The double-double of World Cup and European Championships: they did it in 1998 and 2000... but can they do it in 2018 and 2020?

France could be the first country to achieve this twice. None of their biggest rivals -- Germany, Spain, Italy -- has been able, but France will never have a better opportunity to do it than this summer. The Zinedine Zidane and Didier Deschamps generation in 1998 was great, a team built around collective spirit over individual stars, and they won the World Cup with no prolific striker and an incredible defence. In 2000, however, they were at their peak and added individual brilliance to their strength; with Thierry Henry, Nicolas Anelka, Youri Djorkaeff and David Trezeguet, they finally had a wonderful attacking line.

There are many similarities with the team of 1998/2000 and this group, anchored by Antoine Griezmann, Paul Pogba and, beyond them, the Kylian Mbappe generation. Deschamps is the common thread and Les Bleus have never looked so strong.

This team has the DNA of its head coach, like 1998 had with Aime Jacquet, one of Deschamps' mentors. Deschamps is first and foremost a pragmatic, conservative manager. His team will defend well and be well-drilled. He is also astute. After five years and 237 days without Karim Benzema since their falling-out over the Mathieu Valbuena scandal, the France boss eventually called him back in May to make this squad even stronger. At 33, the Real Madrid striker is in the best form of his life. He's coming off another great season in Spain (23 goals, 9 assists in La Liga) and he's hungrier than ever after missing on the success of 2018 and the near-success of 2016.

No other team at the Euros has this much talent up front. There's a bit of everything: pace, efficiency, power, skills, strength, height, intelligence, nous. Mbappe is this team's Henry.
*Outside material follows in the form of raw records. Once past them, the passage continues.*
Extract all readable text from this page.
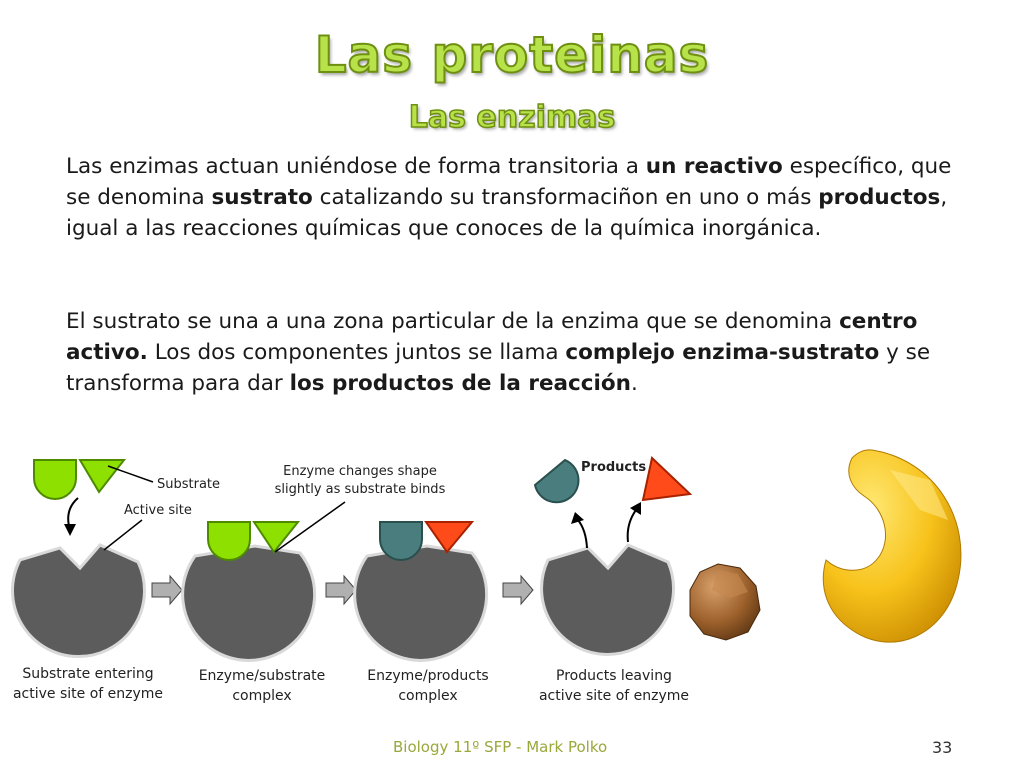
Las proteinas
Las enzimas

Las enzimas actuan uniéndose de forma transitoria a un reactivo específico, que se denomina sustrato catalizando su transformaciñon en uno o más productos, igual a las reacciones químicas que conoces de la química inorgánica.

El sustrato se una a una zona particular de la enzima que se denomina centro activo. Los dos componentes juntos se llama complejo enzima-sustrato y se transforma para dar los productos de la reacción.

Substrate
Active site
Substrate entering
active site of enzyme
Enzyme changes shape
slightly as substrate binds
Enzyme/substrate
complex
Enzyme/products
complex
Products
Products leaving
active site of enzyme
Biology 11º SFP - Mark Polko	33
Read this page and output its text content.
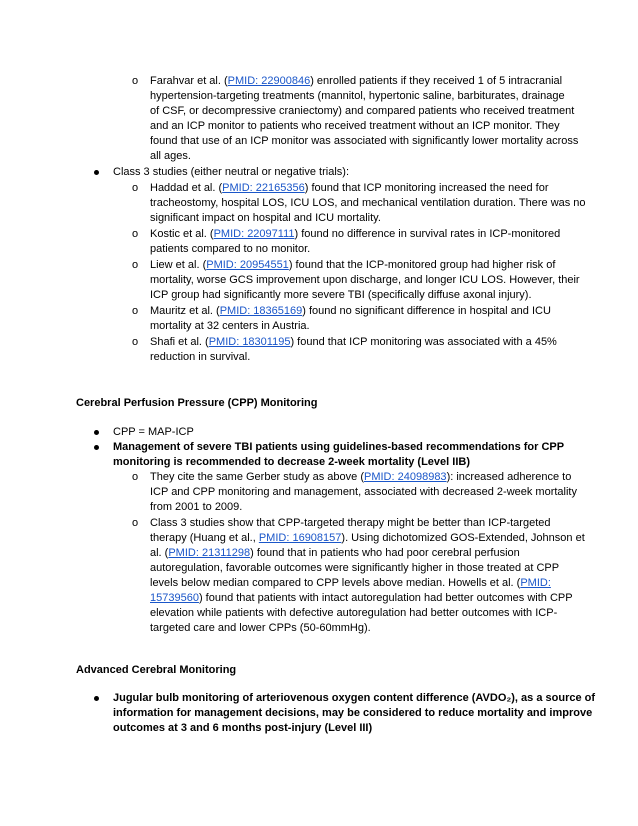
o Farahvar et al. (PMID: 22900846) enrolled patients if they received 1 of 5 intracranial
hypertension-targeting treatments (mannitol, hypertonic saline, barbiturates, drainage
of CSF, or decompressive craniectomy) and compared patients who received treatment
and an ICP monitor to patients who received treatment without an ICP monitor. They
found that use of an ICP monitor was associated with significantly lower mortality across
all ages.
Class 3 studies (either neutral or negative trials):
o Haddad et al. (PMID: 22165356) found that ICP monitoring increased the need for
tracheostomy, hospital LOS, ICU LOS, and mechanical ventilation duration. There was no
significant impact on hospital and ICU mortality.
o Kostic et al. (PMID: 22097111) found no difference in survival rates in ICP-monitored
patients compared to no monitor.
o Liew et al. (PMID: 20954551) found that the ICP-monitored group had higher risk of
mortality, worse GCS improvement upon discharge, and longer ICU LOS. However, their
ICP group had significantly more severe TBI (specifically diffuse axonal injury).
o Mauritz et al. (PMID: 18365169) found no significant difference in hospital and ICU
mortality at 32 centers in Austria.
o Shafi et al. (PMID: 18301195) found that ICP monitoring was associated with a 45%
reduction in survival.
Cerebral Perfusion Pressure (CPP) Monitoring
CPP = MAP-ICP
Management of severe TBI patients using guidelines-based recommendations for CPP
monitoring is recommended to decrease 2-week mortality (Level IIB)
o They cite the same Gerber study as above (PMID: 24098983): increased adherence to
ICP and CPP monitoring and management, associated with decreased 2-week mortality
from 2001 to 2009.
o Class 3 studies show that CPP-targeted therapy might be better than ICP-targeted
therapy (Huang et al., PMID: 16908157). Using dichotomized GOS-Extended, Johnson et
al. (PMID: 21311298) found that in patients who had poor cerebral perfusion
autoregulation, favorable outcomes were significantly higher in those treated at CPP
levels below median compared to CPP levels above median. Howells et al. (PMID:
15739560) found that patients with intact autoregulation had better outcomes with CPP
elevation while patients with defective autoregulation had better outcomes with ICP-
targeted care and lower CPPs (50-60mmHg).
Advanced Cerebral Monitoring
Jugular bulb monitoring of arteriovenous oxygen content difference (AVDO₂), as a source of
information for management decisions, may be considered to reduce mortality and improve
outcomes at 3 and 6 months post-injury (Level III)
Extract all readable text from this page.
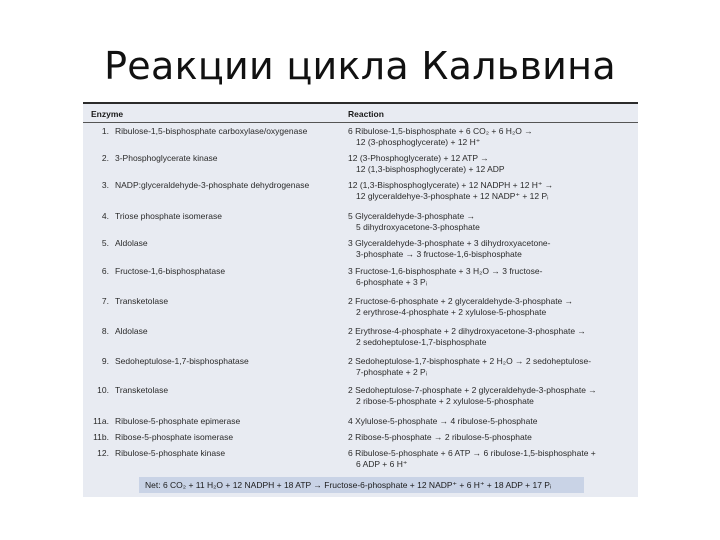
Реакции цикла Кальвина
Enzyme	Reaction
1. Ribulose-1,5-bisphosphate carboxylase/oxygenase	6 Ribulose-1,5-bisphosphate + 6 CO₂ + 6 H₂O →
12 (3-phosphoglycerate) + 12 H⁺
2. 3-Phosphoglycerate kinase	12 (3-Phosphoglycerate) + 12 ATP →
12 (1,3-bisphosphoglycerate) + 12 ADP
3. NADP:glyceraldehyde-3-phosphate dehydrogenase	12 (1,3-Bisphosphoglycerate) + 12 NADPH + 12 H⁺ →
12 glyceraldehye-3-phosphate + 12 NADP⁺ + 12 Pᵢ
4. Triose phosphate isomerase	5 Glyceraldehyde-3-phosphate →
5 dihydroxyacetone-3-phosphate
5. Aldolase	3 Glyceraldehyde-3-phosphate + 3 dihydroxyacetone-
3-phosphate → 3 fructose-1,6-bisphosphate
6. Fructose-1,6-bisphosphatase	3 Fructose-1,6-bisphosphate + 3 H₂O → 3 fructose-
6-phosphate + 3 Pᵢ
7. Transketolase	2 Fructose-6-phosphate + 2 glyceraldehyde-3-phosphate →
2 erythrose-4-phosphate + 2 xylulose-5-phosphate
8. Aldolase	2 Erythrose-4-phosphate + 2 dihydroxyacetone-3-phosphate →
2 sedoheptulose-1,7-bisphosphate
9. Sedoheptulose-1,7-bisphosphatase	2 Sedoheptulose-1,7-bisphosphate + 2 H₂O → 2 sedoheptulose-
7-phosphate + 2 Pᵢ
10. Transketolase	2 Sedoheptulose-7-phosphate + 2 glyceraldehyde-3-phosphate →
2 ribose-5-phosphate + 2 xylulose-5-phosphate
11a. Ribulose-5-phosphate epimerase	4 Xylulose-5-phosphate → 4 ribulose-5-phosphate
11b. Ribose-5-phosphate isomerase	2 Ribose-5-phosphate → 2 ribulose-5-phosphate
12. Ribulose-5-phosphate kinase	6 Ribulose-5-phosphate + 6 ATP → 6 ribulose-1,5-bisphosphate +
6 ADP + 6 H⁺
Net: 6 CO₂ + 11 H₂O + 12 NADPH + 18 ATP → Fructose-6-phosphate + 12 NADP⁺ + 6 H⁺ + 18 ADP + 17 Pᵢ
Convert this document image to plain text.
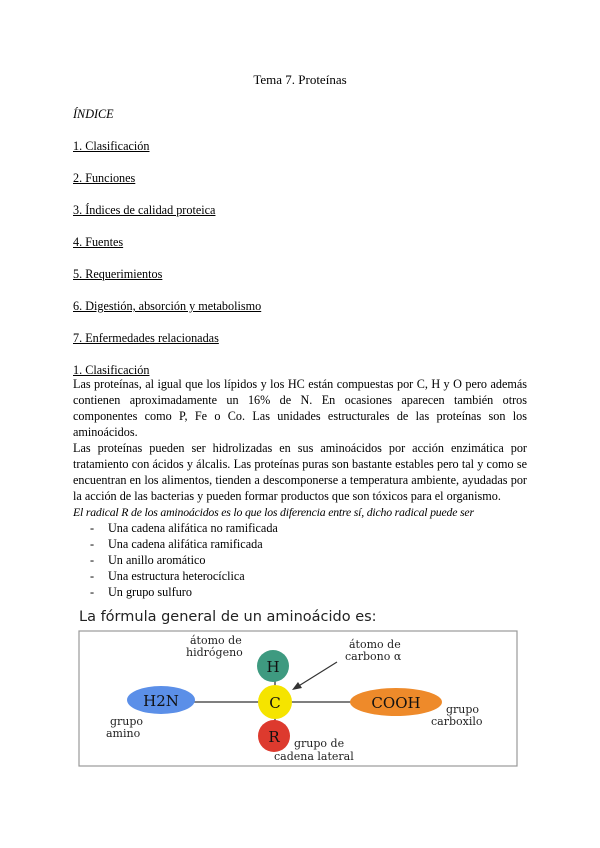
Tema 7. Proteínas
ÍNDICE
1. Clasificación
2. Funciones
3. Índices de calidad proteica
4. Fuentes
5. Requerimientos
6. Digestión, absorción y metabolismo
7. Enfermedades relacionadas
1. Clasificación

Las proteínas, al igual que los lípidos y los HC están compuestas por C, H y O pero además contienen aproximadamente un 16% de N. En ocasiones aparecen también otros componentes como P, Fe o Co. Las unidades estructurales de las proteínas son los aminoácidos.

Las proteínas pueden ser hidrolizadas en sus aminoácidos por acción enzimática por tratamiento con ácidos y álcalis. Las proteínas puras son bastante estables pero tal y como se encuentran en los alimentos, tienden a descomponerse a temperatura ambiente, ayudadas por la acción de las bacterias y pueden formar productos que son tóxicos para el organismo.

El radical R de los aminoácidos es lo que los diferencia entre sí, dicho radical puede ser

- Una cadena alifática no ramificada
- Una cadena alifática ramificada
- Un anillo aromático
- Una estructura heterocíclica
- Un grupo sulfuro
La fórmula general de un aminoácido es:
H
C
R
H2N	COOH
átomo de
hidrógeno
átomo de
carbono α
grupo
amino
grupo
carboxilo
grupo de
cadena lateral
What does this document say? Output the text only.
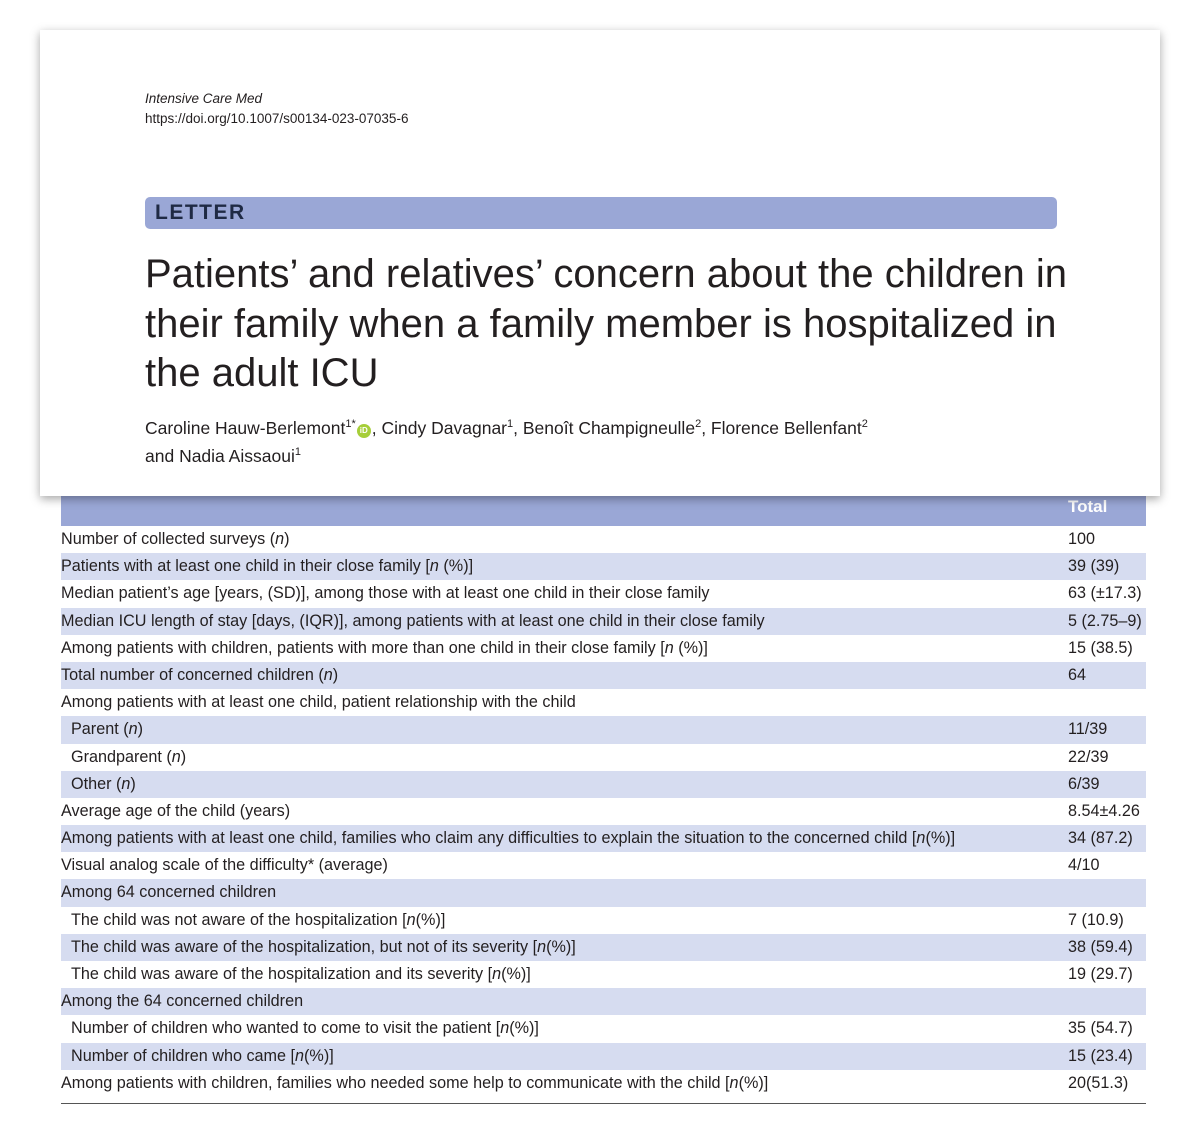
Intensive Care Med
https://doi.org/10.1007/s00134-023-07035-6
LETTER
Patients’ and relatives’ concern about the children in their family when a family member is hospitalized in the adult ICU
Caroline Hauw-Berlemont$^{1*}$iD , Cindy Davagnar$^1$, Benoît Champigneulle$^2$, Florence Bellenfant$^2$
and Nadia Aissaoui$^1$
Total
Number of collected surveys (n)	100
Patients with at least one child in their close family [n (%)]	39 (39)
Median patient’s age [years, (SD)], among those with at least one child in their close family	63 (±17.3)
Median ICU length of stay [days, (IQR)], among patients with at least one child in their close family	5 (2.75–9)
Among patients with children, patients with more than one child in their close family [n (%)]	15 (38.5)
Total number of concerned children (n)	64
Among patients with at least one child, patient relationship with the child
Parent (n)	11/39
Grandparent (n)	22/39
Other (n)	6/39
Average age of the child (years)	8.54±4.26
Among patients with at least one child, families who claim any difficulties to explain the situation to the concerned child [n(%)]	34 (87.2)
Visual analog scale of the difficulty* (average)	4/10
Among 64 concerned children
The child was not aware of the hospitalization [n(%)]	7 (10.9)
The child was aware of the hospitalization, but not of its severity [n(%)]	38 (59.4)
The child was aware of the hospitalization and its severity [n(%)]	19 (29.7)
Among the 64 concerned children
Number of children who wanted to come to visit the patient [n(%)]	35 (54.7)
Number of children who came [n(%)]	15 (23.4)
Among patients with children, families who needed some help to communicate with the child [n(%)]	20(51.3)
Benzema plays like Anelka, a goal scorer who liked to drop deep and organise the play. Antoine Griezmann is a bit of everyone. Olivier Giroud is like Trezeguet, a poacher and a box player. Ousmane Dembele, Kingsley Coman and Wissam Ben Yedder can start or come off the bench, bringing speed, close control and more goals.

Then there's N'Golo Kante. The Champions League final Man of the Match is the best midfielder in the world heading into the Euros, and one of the best players at any position. He brings so much to this team in terms of effort, work rate and intelligence in defense or attack; his partnership with Pogba will be key for the French doing well, as it was in 2018.

In 2016, France were favourites to win the Euros, but lost to a Portugal side without Cristiano Ronaldo. In 2018, they were favourites again and won the World Cup. They are used to the pressure and to the expectations. The fact that they can make more history by doing the double-double will certainly not hamper them; if anything, it'll spur them on even more.